O Brasil de hoje, pelo que vejo, é aquele país onde as surpresas que ocorrem já são de se esperar. Não te surpreende mais ser assaltado a mão armada, ser atropelado no sinal vermelho, ser enganado por mecânicos a bancários e ninguém ter, no mínimo olhos, ao próximo.
Eu disse isso porque, se formos relacionar o que aconteceu comigo ao mundo dos dias atuais, o fato ocorrido foi totalmente vintage. Sim, pois, hoje em dia, quem confiaria 20 reais em uma pessoa que se desconhece? E pior (ou melhor): quem aceitaria esse dinheiro?
Vou explicar melhor. Estava chegando no colégio onde estudo, quando um cara, estudante do mesmo, me para e me diz:
- Com licença, voce conhece alguém da turma 211-B?
O canudo de desenho arquitetônico nas minhas costas deve ter justificado a escolha do garoto. Como no meu círculo de amizade há pessoas que conhecem pessoas do primeiro ano, falei:
- Acho que sim... Apenas de vista.
Quando pensei que a conversa iria parar por aí e eu não poderia ajudá-lo, ele me fez a seguinte pergunta:
- Bem... Será que voce pode me fazer um favor?
Sim, fiquei apreensiva. Eu não conhecia o autor desta pergunta e não sabia o que ele iria pedir. Um desconhecido pedindo um favor - hum. Teria mais uma coisa pra fazer, mais uma coisa para me preocupar. Pouca gente daria trela para uma situação destas, mas...
- Pode falar - falei.
O cara coloca a mão no bolso e a tira com 20 reais nela. Ele estava pedindo para eu entregar esse dinheiro a uma amiga dele da tal turma 211-B. Não, não sei se esse dinheiro era empréstimo, pagamento de dívida ou coisa assim. Não perguntei.

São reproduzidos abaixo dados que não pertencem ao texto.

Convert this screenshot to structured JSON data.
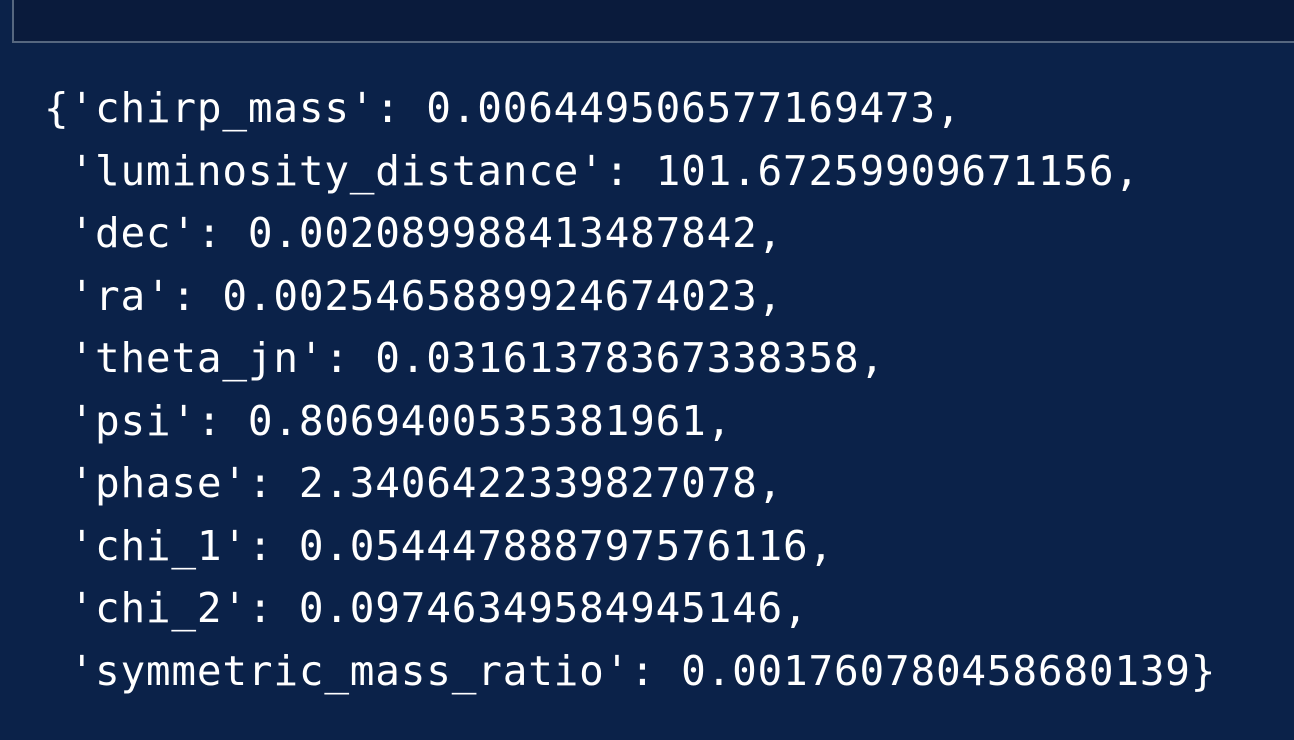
{
  "output": {
    "lines": [
      "{'chirp_mass': 0.006449506577169473,",
      " 'luminosity_distance': 101.67259909671156,",
      " 'dec': 0.002089988413487842,",
      " 'ra': 0.002546588992467402​3,",
      " 'theta_jn': 0.03161378367338358,",
      " 'psi': 0.8069400535381961,",
      " 'phase': 2.3406422339827078,",
      " 'chi_1': 0.05444788879757611​6,",
      " 'chi_2': 0.09746349584945146,",
      " 'symmetric_mass_ratio': 0.0017607804586801​39}"
    ]
  },
  "colors": {
    "background": "#0b2249",
    "top_cell": "#0a1b3c",
    "cell_border": "#56677f",
    "text": "#ffffff"
  }
}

Depois de alguns segundos de pensamento, eu aceitei a proposta. Peguei o dinheiro e entrei no colégio.
Sim, eu estava com 20 reais na mão e qualquer um, inclusive eu, poderia fazer o que quisesse com eles. Alguns brasileiros esqueceriam desse favor e desse dinheiro e quando o visse de novo pensaria que a mãe, o pai ou a tia teria dado para o lanche da semana. Outra parcela de brasileiros ficaria descaradamente com o dinheiro, podendo gerar uma confusão entre os reais envolvidos nessa história... Mas ela não iria estar nem aí. Não sei se sou a única pessoa que seria (e foi) capaz de fazer o que foi pedido, mas com toda certeza sei que seria muito mais fácil não aceitar, pois não conhecia a receptora da grana. Mas eu aceitei.

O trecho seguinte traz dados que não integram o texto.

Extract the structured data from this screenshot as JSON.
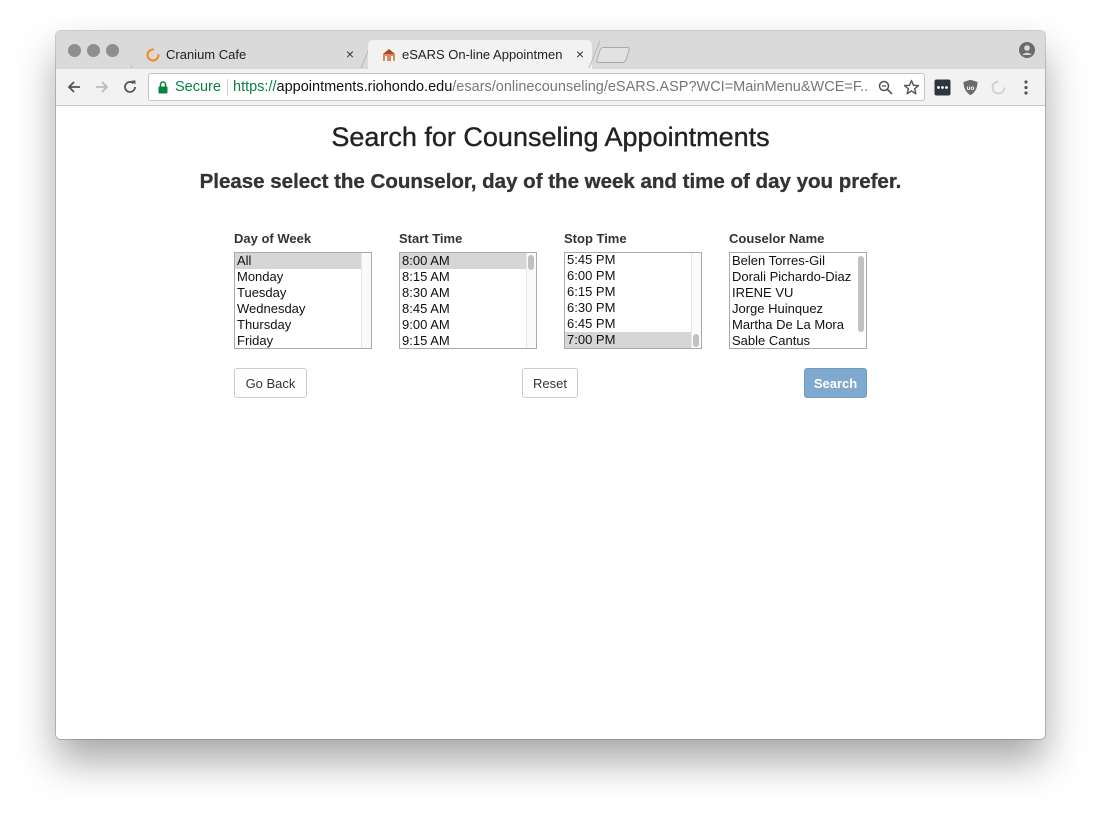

Na verdade, pensei que seria fácil achar essa garota, pois como já disse, um pessoal da minha sala conhece gente do 1º ano. "É só entregar a eles e eles entregam a ela!". Mas não! Perguntei a um, a dois, a todos que conheciam gente do 1º ano do curso de edificações e ninguém conhecia. Perguntei a pessoas de outras salas que eu conhecia, e realmente, ninguém conhecia. O que mais eu poderia pensar a não ser que essa menina não existia? Era Deus me dando 20 pilas de presente por bom comportamento? (tá, exagerei no bom comportamento. Deveria ser por outro motivo, mesmo.)
Perguntei à mulher que fica atenta aos que sobem para a sala na hora errada onde ficava a sala da turma 211-B.
- Ou na sala 109 ou na sala 110.
Lá vou eu subir. Quando chego ao final do corredor, não vejo ninguém na 109 e outra turma na 110.
Desci, um pouco impaciente, e esperei tocar o sinal para a próxima aula.
Quando tocou, chamei meu amigo para ir comigo e para me ajudar a ter coragem de interromper a aula de algum professor pra entregar uma nota do mico leão dourado a uma menina que eu não conhecia na frente de todo mundo. As salas 109 e 110 estavam na mesma situação, mas a 111 estava com a turma que eu queria. Pedi licença ao professor atuante, perguntei quem era Débora e naquele tenso silêncio, entreguei o dinheiro à menina da frente, encostada na parede, com menos que meias palavras, e saí. Finalmente, missão cumprida!
Meus amigos ficaram loucos quando cheguei no colégio e contei essa história! Eles ficaram se perguntando como um cara entrega 20 reais a alguém desconhecido, e se perguntaram mais ainda por que eu peguei esse dinheiro. Sabe que eu não sei? Não sou defensora dos fracos e oprimidos, mas em um lugar onde solidariedade, sinceridade e honestidade estão abaixo de tudo, acho que o que quis fazer mesmo foi minha parte (mesmo que seja pequena) para mudar essa realidade.